Important note: you’ll have to observe or learn about some of these components over time as it would not be legal to asks questions directly in an interview.
A Strong Sense of Personal Accountability
This might seem obvious, but it is difficult to measure. Good P&L leaders have a very strong sense of accountability. It keeps them up at night when things are not going well. It drives them to think beyond themselves and reflect on how decisions impact others. Importantly, they have higher levels of integrity and will not shift blame on others when results don’t go as planned.
On the business side, look for the ability to overcome obstacles. Did they overcome learning or physical challenges as children or young adults? Did they devote significant time to become great athletically or musically? You are looking for GRIT as defined by Professor Angela Duckworth. In her book, Grit: The Power of Passion and Perseverance, she defines grit as passion and perseverance for long-term goals.
On the personal side, look for sudden or traumatic events that naturally increase an accountability mindset. Examples I’ve frequently observed include divorce, death of a sibling, or growing up in poverty or a war zone. These types of environments can cause children to grow up faster, take on more responsibility and focus beyond themselves.
Strong Business Acumen
This component of P&L leader development gets the most attention. I partnered with Acumen Learning for years to build the foundation for my early-in-career colleagues. Based on the book Seeing the Big Picture by Kevin Cope, it outlines the five drivers of business success and how to analyze the drivers using the statement of cash flows, income statement and balance sheet.
On the business side, look for the ability to understand the link between actions / decisions and operational impact. Can the person visualize both upstream and downstream impacts of decisions? Do they demonstrate an intuition about how well a business is doing, versus relying only on financial statements and metrics? As a loan officer trainee, one of the most effective skills taught to me was how to visit a place of business. A great mentor of mine, Marty Fein, would always challenge me evaluate if a business is profitable before looking at the books. Given the type of industry, would a profitable business be clean, quiet, and orderly, or would it be busy, noisy, and dirty?

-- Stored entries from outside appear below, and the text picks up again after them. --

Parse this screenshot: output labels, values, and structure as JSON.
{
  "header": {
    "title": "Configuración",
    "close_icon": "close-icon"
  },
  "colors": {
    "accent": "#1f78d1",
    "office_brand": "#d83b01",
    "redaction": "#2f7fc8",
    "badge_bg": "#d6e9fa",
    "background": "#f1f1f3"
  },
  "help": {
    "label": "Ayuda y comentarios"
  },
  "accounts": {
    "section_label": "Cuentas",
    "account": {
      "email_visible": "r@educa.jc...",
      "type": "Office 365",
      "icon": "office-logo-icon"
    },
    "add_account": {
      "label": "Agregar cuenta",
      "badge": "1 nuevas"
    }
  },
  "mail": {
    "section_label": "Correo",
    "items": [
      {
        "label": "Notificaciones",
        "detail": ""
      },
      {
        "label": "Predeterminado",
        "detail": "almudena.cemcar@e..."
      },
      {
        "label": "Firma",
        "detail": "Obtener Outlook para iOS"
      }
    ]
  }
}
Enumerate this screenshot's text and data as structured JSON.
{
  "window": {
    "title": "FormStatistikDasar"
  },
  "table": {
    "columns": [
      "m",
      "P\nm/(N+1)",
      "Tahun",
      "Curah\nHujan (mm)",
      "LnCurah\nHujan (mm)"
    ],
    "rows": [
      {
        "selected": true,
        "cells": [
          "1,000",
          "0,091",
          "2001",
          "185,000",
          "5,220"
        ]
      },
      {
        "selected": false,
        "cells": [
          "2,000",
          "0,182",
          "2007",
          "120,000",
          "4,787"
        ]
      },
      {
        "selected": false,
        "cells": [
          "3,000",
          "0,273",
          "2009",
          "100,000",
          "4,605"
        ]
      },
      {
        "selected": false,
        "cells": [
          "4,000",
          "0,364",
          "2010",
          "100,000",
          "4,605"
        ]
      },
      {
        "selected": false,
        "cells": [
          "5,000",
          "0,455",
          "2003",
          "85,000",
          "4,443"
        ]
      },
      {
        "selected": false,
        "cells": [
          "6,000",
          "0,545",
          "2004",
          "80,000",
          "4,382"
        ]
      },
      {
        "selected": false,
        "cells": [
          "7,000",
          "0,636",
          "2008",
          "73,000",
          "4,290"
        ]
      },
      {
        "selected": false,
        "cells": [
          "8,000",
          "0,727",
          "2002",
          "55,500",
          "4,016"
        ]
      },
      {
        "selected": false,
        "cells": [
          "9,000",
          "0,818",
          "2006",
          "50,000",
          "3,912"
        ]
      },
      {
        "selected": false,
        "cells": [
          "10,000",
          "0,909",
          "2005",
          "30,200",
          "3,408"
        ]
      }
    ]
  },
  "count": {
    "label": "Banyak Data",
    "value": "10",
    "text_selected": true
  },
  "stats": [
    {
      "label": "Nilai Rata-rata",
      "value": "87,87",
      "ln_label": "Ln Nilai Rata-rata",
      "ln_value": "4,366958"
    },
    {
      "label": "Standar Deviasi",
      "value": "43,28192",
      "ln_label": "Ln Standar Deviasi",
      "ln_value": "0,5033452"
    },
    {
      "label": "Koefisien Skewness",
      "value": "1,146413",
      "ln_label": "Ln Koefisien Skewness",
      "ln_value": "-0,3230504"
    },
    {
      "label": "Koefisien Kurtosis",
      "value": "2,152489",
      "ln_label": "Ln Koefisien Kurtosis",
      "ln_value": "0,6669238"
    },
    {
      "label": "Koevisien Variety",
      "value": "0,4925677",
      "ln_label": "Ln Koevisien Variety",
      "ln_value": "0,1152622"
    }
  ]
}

On the personal side, look for people that grew up in a family business or their parents were executives. These environments naturally exposed future P&L leaders to the realities of running a business. They are also more likely to promote healthy money beliefs, where money is viewed as a tool or means to an end, and not the goal.
This component of P&L leader development gets the least attention but is crucial. Great P&L leaders creatively problem solvers. And many of those problems involve resources. This is the pivotal difference that separates competent managers and administrators from P&L leaders. Often, I find the former to be excellent stewards of resources given. They maximize the efficiency and effectiveness of budgets and work projects. They are rule followers. P&L leaders must know when to break the rules, be inefficient and/or experiment.
On the business side, look for the ability to garner and organize resources in creative ways to achieve goals. No leader has all the money and people they want. Look for people who forge unique partnerships, don’t wait for approval to tryout a new idea, or employ guerilla financing and marketing techniques.
On the personal side, look for talent that builds relationships across departments. They have a positive image / reputation beyond their department. They have a large, diverse, and interesting external network.
Look for and nurture personal accountability, business acumen and creativity to build your pipeline of P&L leaders. Keep an open mind because it is equal parts art and science. In my experience it is difficult to predict all the winners before the race starts, so focus on providing opportunity and observing who rises to the challenge.